Today marks the beginning of Advent. For many, the occasion has been lost to the commercialization of Christmas, but in essence, it is foremost a time of fulfilled expectancy. In Jesus, we have the convergence of man’s collective longing with God’s eternal love. During His ministry, He often said He came to seek and to save that which was lost. As bearers of the imago Dei, the very image of God, man intrinsically understood his connection to the eternal, but his soul was darkened by the sin in which he sequestered himself.
As Alister McGrath wrote
The great Egyptian city of Alexandria was noted for its philosophical sophistication. Several schools of thought, all basing their ideas on the great classical philosopher Plato, argued for the existence of an ideal world, lying beyond the world of appearances. But how could this shadowy and elusive realm be known? Or, more tantalizingly, how might it be entered? Growing importance came to be attached to the idea of the logos, a Greek term best translated as ‘word’, referring to something — or perhaps someone — that could mediate between these two very different, yet apparently interconnected, worlds. But how might this gap be bridged? Who could bring the ideal realm into the everyday world? Or bring people from the present order of things to the ideal world lying beyond it?
Into this world came Jesus, the Logos of God. Though man understood his connection to God, restoration through religion and reason was insufficient to bridge the chasm. Restoration was possible in only one way. God must come to us.
And Mary said:
“My soul magnifies the Lord,
And my spirit has rejoiced in God my Savior.
For He has regarded the lowly state of His maidservant;
For behold, henceforth all generations will call me blessed.
For He who is mighty has done great things for me,
And holy is His name.
And His mercy is on those who fear Him
From generation to generation.
He has shown strength with His arm;
He has scattered the proud in the imagination of their hearts.
He has put down the mighty from their thrones,
And exalted the lowly.
He has filled the hungry with good things,
And the rich He has sent away empty.
He has helped His servant Israel,
In remembrance of His mercy,
As He spoke to our fathers,
To Abraham and to his seed forever.”
Ecce Ancilla Domini by Dante Gabriel Rossetti, 1850
In the period of the Renaissance, Mary is often depicted as a noble lady, dressed in golden finery, humbly accepting the great responsibility placed upon her shoulders. Gabriel is generally portrayed as carrying a lily, long accepted as a symbol of purity. Yet too often, the essential humanity of the situation seems to be missing. It was as if the sheer surprise, even shock, of the angelical announcement could be ignored or overlooked. No such criticism can be directed against Dante Gabriel Rossetti’s famous painting Ecce Ancilla Domini (Behold the handmaid of the Lord), which was first exhibited in 1850.
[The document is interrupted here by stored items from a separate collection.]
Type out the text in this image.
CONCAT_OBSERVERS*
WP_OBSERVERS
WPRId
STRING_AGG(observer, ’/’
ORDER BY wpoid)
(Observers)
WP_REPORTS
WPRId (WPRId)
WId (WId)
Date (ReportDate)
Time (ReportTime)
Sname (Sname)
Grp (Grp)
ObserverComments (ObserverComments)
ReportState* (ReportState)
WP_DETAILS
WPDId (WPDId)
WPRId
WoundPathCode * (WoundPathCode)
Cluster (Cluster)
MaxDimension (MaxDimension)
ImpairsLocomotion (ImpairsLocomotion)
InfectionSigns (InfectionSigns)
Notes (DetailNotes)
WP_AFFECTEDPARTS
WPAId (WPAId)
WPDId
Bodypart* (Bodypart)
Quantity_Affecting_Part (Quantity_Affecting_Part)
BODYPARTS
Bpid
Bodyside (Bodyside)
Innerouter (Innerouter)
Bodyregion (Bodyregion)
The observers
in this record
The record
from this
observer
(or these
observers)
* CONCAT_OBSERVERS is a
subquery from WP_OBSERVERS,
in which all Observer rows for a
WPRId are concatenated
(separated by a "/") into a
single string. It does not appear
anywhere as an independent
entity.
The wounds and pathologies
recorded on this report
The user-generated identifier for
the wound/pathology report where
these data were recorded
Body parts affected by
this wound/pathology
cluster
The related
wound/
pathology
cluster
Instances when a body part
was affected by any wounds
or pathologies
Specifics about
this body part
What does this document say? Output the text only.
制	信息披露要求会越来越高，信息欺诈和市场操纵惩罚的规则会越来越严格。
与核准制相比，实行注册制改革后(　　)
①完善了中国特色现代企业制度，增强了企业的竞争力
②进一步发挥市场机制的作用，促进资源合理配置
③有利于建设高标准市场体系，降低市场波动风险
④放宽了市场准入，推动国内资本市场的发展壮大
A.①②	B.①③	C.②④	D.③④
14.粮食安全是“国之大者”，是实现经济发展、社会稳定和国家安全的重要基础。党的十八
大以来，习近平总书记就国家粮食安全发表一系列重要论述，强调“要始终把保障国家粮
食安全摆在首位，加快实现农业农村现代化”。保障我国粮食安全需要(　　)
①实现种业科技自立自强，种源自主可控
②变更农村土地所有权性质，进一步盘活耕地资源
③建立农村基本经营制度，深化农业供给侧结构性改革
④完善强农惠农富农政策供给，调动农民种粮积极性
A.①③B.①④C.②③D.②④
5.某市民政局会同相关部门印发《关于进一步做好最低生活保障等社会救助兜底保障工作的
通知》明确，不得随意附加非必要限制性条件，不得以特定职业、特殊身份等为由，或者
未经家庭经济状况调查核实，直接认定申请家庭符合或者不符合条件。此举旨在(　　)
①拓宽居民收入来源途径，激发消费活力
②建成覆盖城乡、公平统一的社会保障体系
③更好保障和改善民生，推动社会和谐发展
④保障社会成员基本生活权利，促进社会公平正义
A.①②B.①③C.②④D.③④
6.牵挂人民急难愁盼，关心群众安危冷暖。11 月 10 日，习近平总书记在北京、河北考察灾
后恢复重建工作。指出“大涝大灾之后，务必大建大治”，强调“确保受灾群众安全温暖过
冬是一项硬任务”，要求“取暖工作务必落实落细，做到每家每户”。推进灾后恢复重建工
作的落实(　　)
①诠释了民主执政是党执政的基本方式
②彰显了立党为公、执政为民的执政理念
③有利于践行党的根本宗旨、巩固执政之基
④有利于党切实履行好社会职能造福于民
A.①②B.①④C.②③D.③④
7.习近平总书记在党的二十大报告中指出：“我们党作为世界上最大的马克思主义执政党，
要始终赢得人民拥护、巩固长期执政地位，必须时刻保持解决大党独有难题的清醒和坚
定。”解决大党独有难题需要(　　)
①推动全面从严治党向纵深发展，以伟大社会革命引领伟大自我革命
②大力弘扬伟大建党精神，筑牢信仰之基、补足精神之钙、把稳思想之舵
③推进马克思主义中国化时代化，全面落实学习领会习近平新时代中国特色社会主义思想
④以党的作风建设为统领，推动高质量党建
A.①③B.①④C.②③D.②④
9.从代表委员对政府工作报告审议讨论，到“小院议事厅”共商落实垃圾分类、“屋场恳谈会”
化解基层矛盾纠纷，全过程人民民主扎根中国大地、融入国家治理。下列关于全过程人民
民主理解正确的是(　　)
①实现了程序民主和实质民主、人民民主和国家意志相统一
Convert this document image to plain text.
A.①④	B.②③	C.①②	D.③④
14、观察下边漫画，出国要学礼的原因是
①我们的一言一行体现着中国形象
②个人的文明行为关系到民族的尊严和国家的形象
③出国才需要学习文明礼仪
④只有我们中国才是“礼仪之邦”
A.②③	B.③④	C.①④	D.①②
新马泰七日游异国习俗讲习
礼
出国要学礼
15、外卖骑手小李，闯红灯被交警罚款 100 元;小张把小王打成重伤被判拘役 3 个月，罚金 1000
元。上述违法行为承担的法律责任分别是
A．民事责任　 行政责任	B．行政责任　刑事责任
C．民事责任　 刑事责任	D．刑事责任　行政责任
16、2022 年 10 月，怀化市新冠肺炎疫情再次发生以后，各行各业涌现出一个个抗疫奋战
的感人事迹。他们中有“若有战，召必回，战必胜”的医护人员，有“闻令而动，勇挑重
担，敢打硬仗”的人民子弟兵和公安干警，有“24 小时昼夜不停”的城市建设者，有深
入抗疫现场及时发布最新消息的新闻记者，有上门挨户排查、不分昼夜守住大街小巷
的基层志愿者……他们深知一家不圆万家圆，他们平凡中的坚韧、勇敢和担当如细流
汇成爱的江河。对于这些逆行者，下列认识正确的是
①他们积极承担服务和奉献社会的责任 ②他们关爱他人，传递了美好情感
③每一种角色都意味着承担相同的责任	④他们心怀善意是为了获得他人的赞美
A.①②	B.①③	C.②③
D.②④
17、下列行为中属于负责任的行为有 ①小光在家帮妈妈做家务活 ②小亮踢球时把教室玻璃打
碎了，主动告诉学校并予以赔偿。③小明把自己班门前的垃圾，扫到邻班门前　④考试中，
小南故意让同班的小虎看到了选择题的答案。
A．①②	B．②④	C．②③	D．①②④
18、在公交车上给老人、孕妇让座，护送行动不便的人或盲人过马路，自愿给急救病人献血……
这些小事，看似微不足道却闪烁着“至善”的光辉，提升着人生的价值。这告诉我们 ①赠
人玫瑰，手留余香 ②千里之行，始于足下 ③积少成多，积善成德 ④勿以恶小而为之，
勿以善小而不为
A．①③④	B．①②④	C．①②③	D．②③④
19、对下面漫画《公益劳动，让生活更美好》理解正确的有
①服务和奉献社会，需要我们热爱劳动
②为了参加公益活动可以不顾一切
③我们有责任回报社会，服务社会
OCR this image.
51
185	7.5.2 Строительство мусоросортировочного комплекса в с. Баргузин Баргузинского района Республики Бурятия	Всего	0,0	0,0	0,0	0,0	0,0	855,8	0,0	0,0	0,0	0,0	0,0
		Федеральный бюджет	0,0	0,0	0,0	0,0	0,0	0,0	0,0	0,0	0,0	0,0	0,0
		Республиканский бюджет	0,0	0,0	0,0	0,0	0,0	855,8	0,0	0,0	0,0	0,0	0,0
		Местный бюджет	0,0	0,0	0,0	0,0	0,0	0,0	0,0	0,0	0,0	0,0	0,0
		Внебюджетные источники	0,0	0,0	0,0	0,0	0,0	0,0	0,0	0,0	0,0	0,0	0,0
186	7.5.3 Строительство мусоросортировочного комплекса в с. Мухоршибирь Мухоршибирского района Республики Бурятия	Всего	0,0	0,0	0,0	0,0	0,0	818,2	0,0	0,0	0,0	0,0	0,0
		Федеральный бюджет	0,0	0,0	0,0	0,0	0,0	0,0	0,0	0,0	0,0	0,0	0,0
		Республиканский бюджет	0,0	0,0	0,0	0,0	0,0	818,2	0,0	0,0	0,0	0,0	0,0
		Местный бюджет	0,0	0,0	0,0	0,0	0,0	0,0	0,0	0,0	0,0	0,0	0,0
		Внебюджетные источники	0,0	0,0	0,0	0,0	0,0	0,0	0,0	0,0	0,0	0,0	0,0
The work caused something of a stir, not least on account of the manner in which Rossetti portrayed Mary. Mary—here modeled by Rossetti’s sister, Christina—is depicted as a young woman in a state of fear, cowering against a wall, with her eyes cast down, almost in dread. Mary, we are told, was ‘greatly troubled’ by Gabriel’s greeting (Luke 1:29). Rossetti captures her state of mind beautifully. What he depicts is far from the humble acceptance of the noble Marys of Renaissance annunciations. If anything, Rossetti’s Mary seems to be trying to get as far away from Gabriel as the small, everyday bedroom allows. The tension of the work is accentuated by its shape: its tall, narrow frame focuses attention on its central figures. There is nothing of the sumptuous gold cloth and exquisite ornamental buildings of Renaissance annunciations; Rossetti sets the scene in a small, slightly shabby, Victorian bedroom.
‘How can this be?’ Rossetti’s vivid depiction of the scene conveys Mary’s astonishment, located somewhere between dismay and fear, at the news that Gabriel brings. Her eyes seem fixed on the lily—symbolizing purity—that he holds, perhaps sharpening the question: how can I, a virgin, be about to bear any child—let alone the ‘Son of the Most High’ and successor to David? Rossetti subtly emphasizes the purity motif by allowing white to dominate the painting. Only small areas of blue, red and yellow are to be seen.
Rossetti’s dramatic portrayal of fear echoes a fundamental biblical theme—that experiencing or encountering God evokes a sense of awe and overwhelming anxiety. When the women discover the empty tomb of Christ on the first Easter morning, their immediate reaction is not one of joy at the p 10 restoration of the crucified Christ, but fear—fear at the unknown, similar to Rudolf Otto’s famous notion of the mysterium tremendum.
Alister McGrath, Incarnation (Minneapolis, MN: Fortress Press, 2006), 8–10.